Objective: To equip students with the skills to perform more sophisticated statistical tests within their Exploratory Data Analysis (EDA) workflow using the ggstatsplot package, create interactive visualizations, and publish RPubs using the Breast Cancer Wisconsin dataset.
Prerequisites: Students have a basic understanding of:
Exploratory Data Analysis (EDA) concepts.
Base R for data manipulation and visualization.
Initial exposure to ggplot2 for creating static plots.
Basic statistical test concepts.
Familiarity with R Markdown.
Students will perform an EDA. For statistical tests using ggstatsplot and create interactive visualizations with plotly, they will use the Breast Cancer Wisconsin dataset. The entire analysis will be documented in an R Markdown document and published on RPubs.
Steps:
library(ggplot2)
library(plotly)
##
## Attaching package: 'plotly'
## The following object is masked from 'package:ggplot2':
##
## last_plot
## The following object is masked from 'package:stats':
##
## filter
## The following object is masked from 'package:graphics':
##
## layout
# Load the iris dataset
data(iris)
# Create a ggplot2 scatter plot with tooltip information
p_iris <- ggplot(iris, aes(x = Sepal.Length, y = Sepal.Width, color = Species,
text = paste("Sepal Length: ", Sepal.Length, "<br>",
"Sepal Width: ", Sepal.Width, "<br>",
"Petal Length: ", Petal.Length, "<br>",
"Petal Width: ", Petal.Width))) +
geom_point() +
labs(title = "Iris Flower Sepal Dimensions",
x = "Sepal Length (cm)",
y = "Sepal Width (cm)",
color = "Species") +
theme_minimal()
# Convert the ggplot2 object to an interactive plotly object, specifying the tooltip
fig_iris <- ggplotly(p_iris, tooltip = "text") %>%
layout(modebar = list(visible = FALSE))
# Display the interactive plot
fig_iris
Assessment Criteria:
Use of ggstatsplot: Correct application of ggstatsplot for statistical tests on the Breast Cancer Wisconsin dataset.

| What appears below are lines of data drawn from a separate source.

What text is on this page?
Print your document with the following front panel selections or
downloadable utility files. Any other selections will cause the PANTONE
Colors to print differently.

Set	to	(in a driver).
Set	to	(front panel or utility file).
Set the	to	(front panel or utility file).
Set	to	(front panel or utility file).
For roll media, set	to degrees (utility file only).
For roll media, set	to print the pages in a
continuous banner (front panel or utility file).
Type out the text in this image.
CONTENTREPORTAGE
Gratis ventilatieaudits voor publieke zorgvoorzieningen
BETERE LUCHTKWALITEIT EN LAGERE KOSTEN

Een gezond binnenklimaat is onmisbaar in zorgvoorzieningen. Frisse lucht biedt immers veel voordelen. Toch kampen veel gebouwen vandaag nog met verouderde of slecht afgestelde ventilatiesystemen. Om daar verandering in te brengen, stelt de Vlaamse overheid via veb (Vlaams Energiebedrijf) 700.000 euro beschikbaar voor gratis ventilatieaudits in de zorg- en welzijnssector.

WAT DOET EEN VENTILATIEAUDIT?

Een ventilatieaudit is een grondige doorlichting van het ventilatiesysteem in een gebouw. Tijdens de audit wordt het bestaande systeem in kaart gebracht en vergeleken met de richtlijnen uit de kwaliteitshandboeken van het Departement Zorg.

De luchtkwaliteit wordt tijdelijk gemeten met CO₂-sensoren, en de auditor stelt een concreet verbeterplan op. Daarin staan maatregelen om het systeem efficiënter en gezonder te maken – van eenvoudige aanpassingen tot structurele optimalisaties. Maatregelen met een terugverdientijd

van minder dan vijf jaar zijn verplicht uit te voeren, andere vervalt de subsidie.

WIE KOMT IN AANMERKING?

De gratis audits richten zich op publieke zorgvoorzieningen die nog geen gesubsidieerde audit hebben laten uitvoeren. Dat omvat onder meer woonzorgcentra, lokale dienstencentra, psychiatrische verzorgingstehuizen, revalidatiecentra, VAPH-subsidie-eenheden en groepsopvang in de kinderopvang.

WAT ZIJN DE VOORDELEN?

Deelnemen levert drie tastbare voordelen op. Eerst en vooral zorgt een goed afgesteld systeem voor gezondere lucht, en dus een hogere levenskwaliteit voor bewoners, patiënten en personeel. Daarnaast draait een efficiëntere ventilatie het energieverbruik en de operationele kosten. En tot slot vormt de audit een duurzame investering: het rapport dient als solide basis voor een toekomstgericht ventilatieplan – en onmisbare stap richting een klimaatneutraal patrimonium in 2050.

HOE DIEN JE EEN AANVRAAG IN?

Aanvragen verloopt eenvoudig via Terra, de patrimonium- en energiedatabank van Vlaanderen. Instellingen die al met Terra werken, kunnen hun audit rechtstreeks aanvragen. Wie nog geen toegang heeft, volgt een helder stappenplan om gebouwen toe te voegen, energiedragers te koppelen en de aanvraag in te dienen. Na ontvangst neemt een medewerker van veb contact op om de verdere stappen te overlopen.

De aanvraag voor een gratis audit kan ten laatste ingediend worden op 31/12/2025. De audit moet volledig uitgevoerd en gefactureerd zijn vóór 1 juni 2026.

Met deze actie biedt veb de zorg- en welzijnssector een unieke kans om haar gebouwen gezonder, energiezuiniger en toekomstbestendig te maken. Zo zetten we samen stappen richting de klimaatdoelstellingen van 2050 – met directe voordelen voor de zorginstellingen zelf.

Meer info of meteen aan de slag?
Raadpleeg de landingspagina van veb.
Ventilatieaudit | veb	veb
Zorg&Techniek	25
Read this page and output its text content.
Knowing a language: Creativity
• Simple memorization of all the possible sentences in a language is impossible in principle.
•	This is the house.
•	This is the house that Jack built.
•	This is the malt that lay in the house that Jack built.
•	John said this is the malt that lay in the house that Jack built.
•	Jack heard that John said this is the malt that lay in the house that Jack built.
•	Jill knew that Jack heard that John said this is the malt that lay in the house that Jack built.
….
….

Interpretation of Results: Accurate interpretation of statistical test results.
Creation of Interactive Plot: Successful creation of an interactive plotly plot from a ggplot2 objects as part of your EDA, with tooltips and no modebar.
Reproducibility: Well-structured and reproducible R Markdown document.
Clarity and Communication: Clear explanations, appropriate visualizations, and logical flow.
RPubs Publication: Successful publication of the report on RPubs.